Andreas Grivas


Low-Rank Softmax Can Have Unargmaxable Classes in Theory but Rarely in Practice
Andreas Grivas | Nikolay Bogoychev | Adam Lopez
Proceedings of the 60th Annual Meeting of the Association for Computational Linguistics (Volume 1: Long Papers)

Classifiers in natural language processing (NLP) often have a large number of output classes. For example, neural language models (LMs) and machine translation (MT) models both predict tokens from a vocabulary of thousands. The Softmax output layer of these models typically receives as input a dense feature representation, which has much lower dimensionality than the output. In theory, the result is some words may be impossible to be predicted via argmax, irrespective of input features, and empirically, there is evidence this happens in small language models (Demeter et al., 2020). In this paper we ask whether it can happen in practical large language models and translation models. To do so, we develop algorithms to detect such unargmaxable tokens in public models. We find that 13 out of 150 models do indeed have such tokens; however, they are very infrequent and unlikely to impact model quality. We release our algorithms and code to the public.


Not a cute stroke: Analysis of Rule- and Neural Network-based Information Extraction Systems for Brain Radiology Reports
Andreas Grivas | Beatrice Alex | Claire Grover | Richard Tobin | William Whiteley
Proceedings of the 11th International Workshop on Health Text Mining and Information Analysis

We present an in-depth comparison of three clinical information extraction (IE) systems designed to perform entity recognition and negation detection on brain imaging reports: EdIE-R, a bespoke rule-based system, and two neural network models, EdIE-BiLSTM and EdIE-BERT, both multi-task learning models with a BiLSTM and BERT encoder respectively. We compare our models both on an in-sample and an out-of-sample dataset containing mentions of stroke findings and draw on our error analysis to suggest improvements for effective annotation when building clinical NLP models for a new domain. Our analysis finds that our rule-based system outperforms the neural models on both datasets and seems to generalise to the out-of-sample dataset. On the other hand, the neural models do not generalise negation to the out-of-sample dataset, despite metrics on the in-sample dataset suggesting otherwise.

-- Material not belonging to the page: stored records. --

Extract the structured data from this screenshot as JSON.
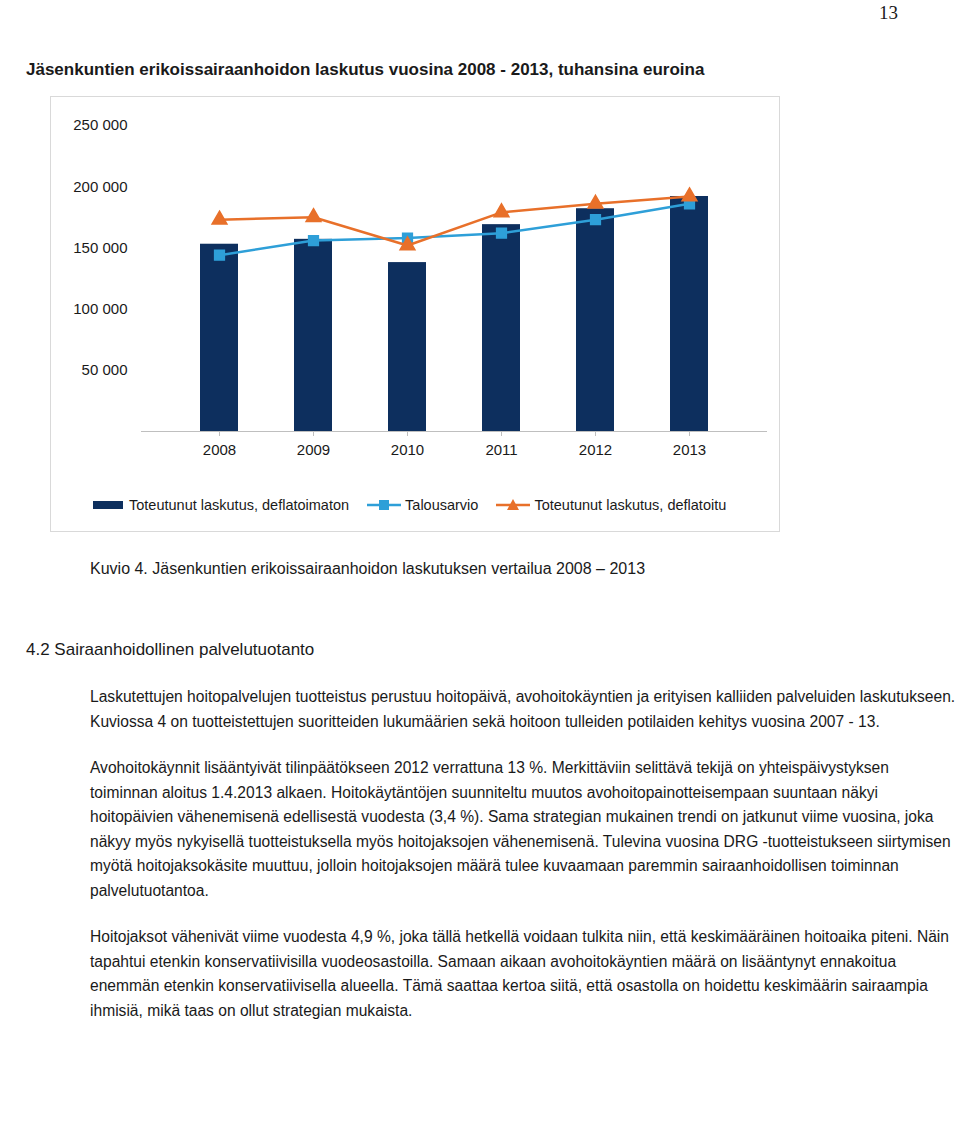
{
  "page_number": "13",
  "title": "Jäsenkuntien erikoissairaanhoidon laskutus vuosina 2008 - 2013, tuhansina euroina",
  "chart_data": {
    "type": "bar",
    "categories": [
      "2008",
      "2009",
      "2010",
      "2011",
      "2012",
      "2013"
    ],
    "series": [
      {
        "name": "Toteutunut laskutus, deflatoimaton",
        "type": "bar",
        "color": "#0d2f5e",
        "values": [
          153000,
          157000,
          138000,
          169000,
          182000,
          192000
        ]
      },
      {
        "name": "Talousarvio",
        "type": "line",
        "marker": "square",
        "color": "#2e9fd8",
        "values": [
          144000,
          156000,
          158000,
          162000,
          173000,
          186000
        ]
      },
      {
        "name": "Toteutunut laskutus, deflatoitu",
        "type": "line",
        "marker": "triangle",
        "color": "#e8702a",
        "values": [
          173000,
          175000,
          152000,
          179000,
          186000,
          192000
        ]
      }
    ],
    "ylim": [
      0,
      250000
    ],
    "yticks": [
      {
        "value": 50000,
        "label": "50 000"
      },
      {
        "value": 100000,
        "label": "100 000"
      },
      {
        "value": 150000,
        "label": "150 000"
      },
      {
        "value": 200000,
        "label": "200 000"
      },
      {
        "value": 250000,
        "label": "250 000"
      }
    ],
    "grid": false,
    "legend": "bottom"
  },
  "caption": "Kuvio 4. Jäsenkuntien erikoissairaanhoidon laskutuksen vertailua 2008 – 2013",
  "heading": "4.2 Sairaanhoidollinen palvelutuotanto",
  "paragraphs": [
    "Laskutettujen hoitopalvelujen tuotteistus perustuu hoitopäivä, avohoitokäyntien ja erityisen kalliiden palveluiden laskutukseen. Kuviossa 4 on tuotteistettujen suoritteiden lukumäärien sekä hoitoon tulleiden potilaiden kehitys vuosina 2007 - 13.",
    "Avohoitokäynnit lisääntyivät tilinpäätökseen 2012 verrattuna 13 %. Merkittäviin selittävä tekijä on yhteispäivystyksen toiminnan aloitus 1.4.2013 alkaen. Hoitokäytäntöjen suunniteltu muutos avohoitopainotteisempaan suuntaan näkyi hoitopäivien vähenemisenä edellisestä vuodesta (3,4 %). Sama strategian mukainen trendi on jatkunut viime vuosina, joka näkyy myös nykyisellä tuotteistuksella myös hoitojaksojen vähenemisenä. Tulevina vuosina DRG -tuotteistukseen siirtymisen myötä hoitojaksokäsite muuttuu, jolloin hoitojaksojen määrä tulee kuvaamaan paremmin sairaanhoidollisen toiminnan palvelutuotantoa.",
    "Hoitojaksot vähenivät viime vuodesta 4,9 %, joka tällä hetkellä voidaan tulkita niin, että keskimääräinen hoitoaika piteni. Näin tapahtui etenkin konservatiivisilla vuodeosastoilla. Samaan aikaan avohoitokäyntien määrä on lisääntynyt ennakoitua enemmän etenkin konservatiivisella alueella. Tämä saattaa kertoa siitä, että osastolla on hoidettu keskimäärin sairaampia ihmisiä, mikä taas on ollut strategian mukaista."
  ]
}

What do character-level models learn about morphology? The case of dependency parsing
Clara Vania | Andreas Grivas | Adam Lopez
Proceedings of the 2018 Conference on Empirical Methods in Natural Language Processing

When parsing morphologically-rich languages with neural models, it is beneficial to model input at the character level, and it has been claimed that this is because character-level models learn morphology. We test these claims by comparing character-level models to an oracle with access to explicit morphological analysis on twelve languages with varying morphological typologies. Our results highlight many strengths of character-level models, but also show that they are poor at disambiguating some words, particularly in the face of case syncretism. We then demonstrate that explicitly modeling morphological case improves our best model, showing that character-level models can benefit from targeted forms of explicit morphological modeling.